Financement international privé :
« On se rend compte que les entreprises multinationales procèdent à un
transfert de bénéfices», indique Sean Nolan du FMI. «Ces entreprises
essayent de profiter des tentatives que font certains pays pour attirer
l’investissement en rendant beaucoup plus attractif leurs régimes
fiscaux.» Les efforts faits par le G20 et d’autres pour s’attaquer aux
régimes d’imposition injustes pourraient permettre de récupérer des
ressources provenant des flux financiers illégaux.

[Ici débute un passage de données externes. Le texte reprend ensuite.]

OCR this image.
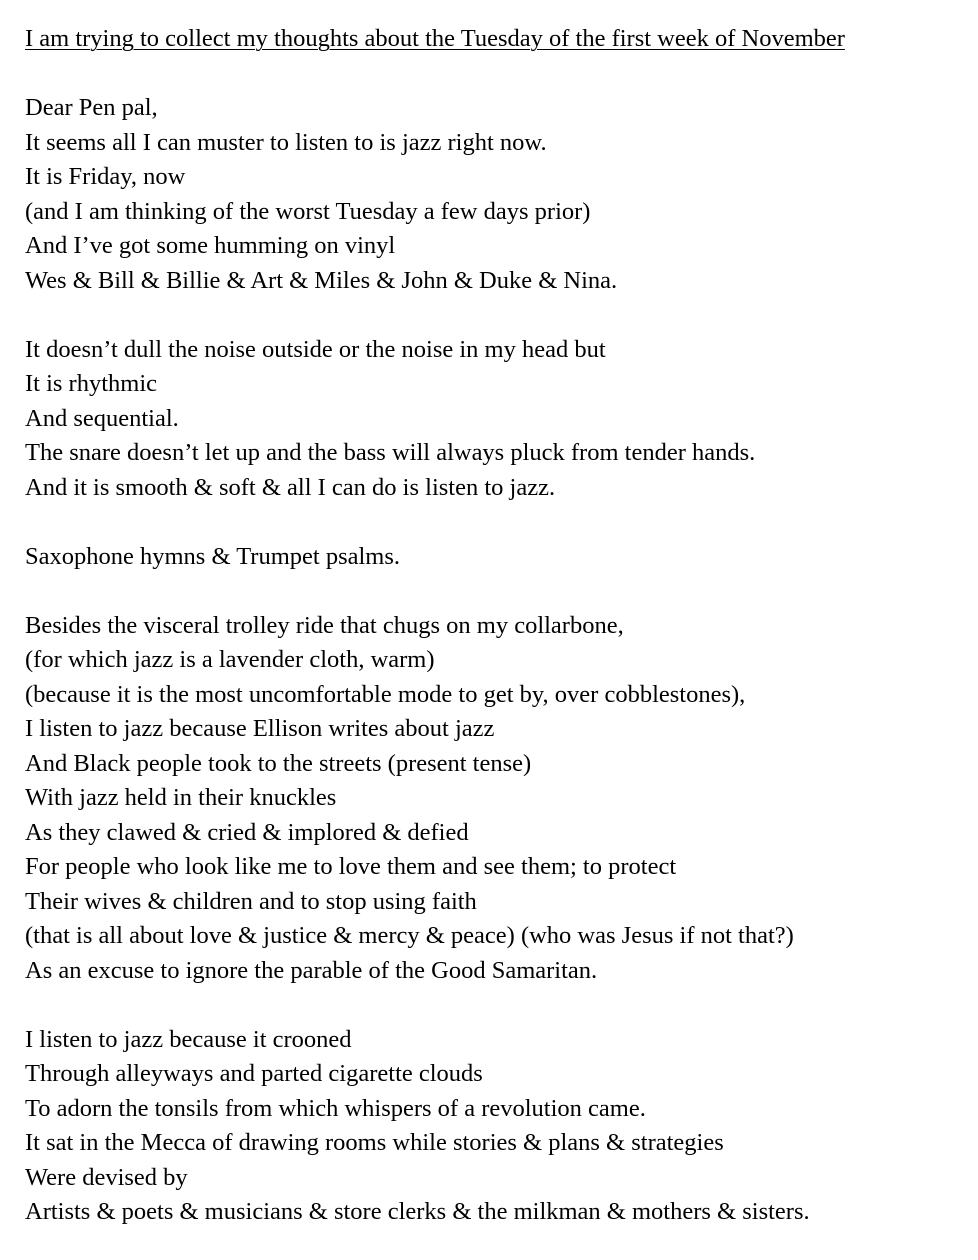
I am trying to collect my thoughts about the Tuesday of the first week of November
Dear Pen pal,
It seems all I can muster to listen to is jazz right now.
It is Friday, now
(and I am thinking of the worst Tuesday a few days prior)
And I’ve got some humming on vinyl
Wes & Bill & Billie & Art & Miles & John & Duke & Nina.
It doesn’t dull the noise outside or the noise in my head but
It is rhythmic
And sequential.
The snare doesn’t let up and the bass will always pluck from tender hands.
And it is smooth & soft & all I can do is listen to jazz.
Saxophone hymns & Trumpet psalms.
Besides the visceral trolley ride that chugs on my collarbone,
(for which jazz is a lavender cloth, warm)
(because it is the most uncomfortable mode to get by, over cobblestones),
I listen to jazz because Ellison writes about jazz
And Black people took to the streets (present tense)
With jazz held in their knuckles
As they clawed & cried & implored & defied
For people who look like me to love them and see them; to protect
Their wives & children and to stop using faith
(that is all about love & justice & mercy & peace) (who was Jesus if not that?)
As an excuse to ignore the parable of the Good Samaritan.
I listen to jazz because it crooned
Through alleyways and parted cigarette clouds
To adorn the tonsils from which whispers of a revolution came.
It sat in the Mecca of drawing rooms while stories & plans & strategies
Were devised by
Artists & poets & musicians & store clerks & the milkman & mothers & sisters.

Financement international public :
Le dernier rapport de l’Organisation de coopération et de développement
économiques indique que l’APD a tourné autour de 130 à 135 milliards de
dollars entre 2010 et 2014, un niveau record. L’aide n’a pas plongé à
la suite de la crise économique mondiale comme on le redoutait. Mais
l’affaiblissement des économies et la résurgence de sentiments
nationalistes au sein du monde occidental pourraient signifier qu’une
limite a été atteinte. Il existe un risque que les pays en
développement se sentent trahis si les augmentations attendues ne se
concrétisent pas, ce qui pourrait compromettre les chances de
mise en œuvre des ODD.
Le rapport du comité d’experts et le projet de document pour le FdD
s’intéressent à un éventail de ressources, souvent sous-exploitées
alors qu’elles pourraient servir au développement, ainsi qu’à leurs
emplois possibles. Mais pour agir sur les bons facteurs il faudra
une ingénieuse coordination économique et politique. Ainsi les experts
s’inquiètent du fait que les ministres des finances et
participants officiels à la réunion de printemps des Institutions de
Bretton Woods aient demandé des informations sur les ODD à leur
arrivée, montrant qu’ils ignoraient presque tout de ces objectifs.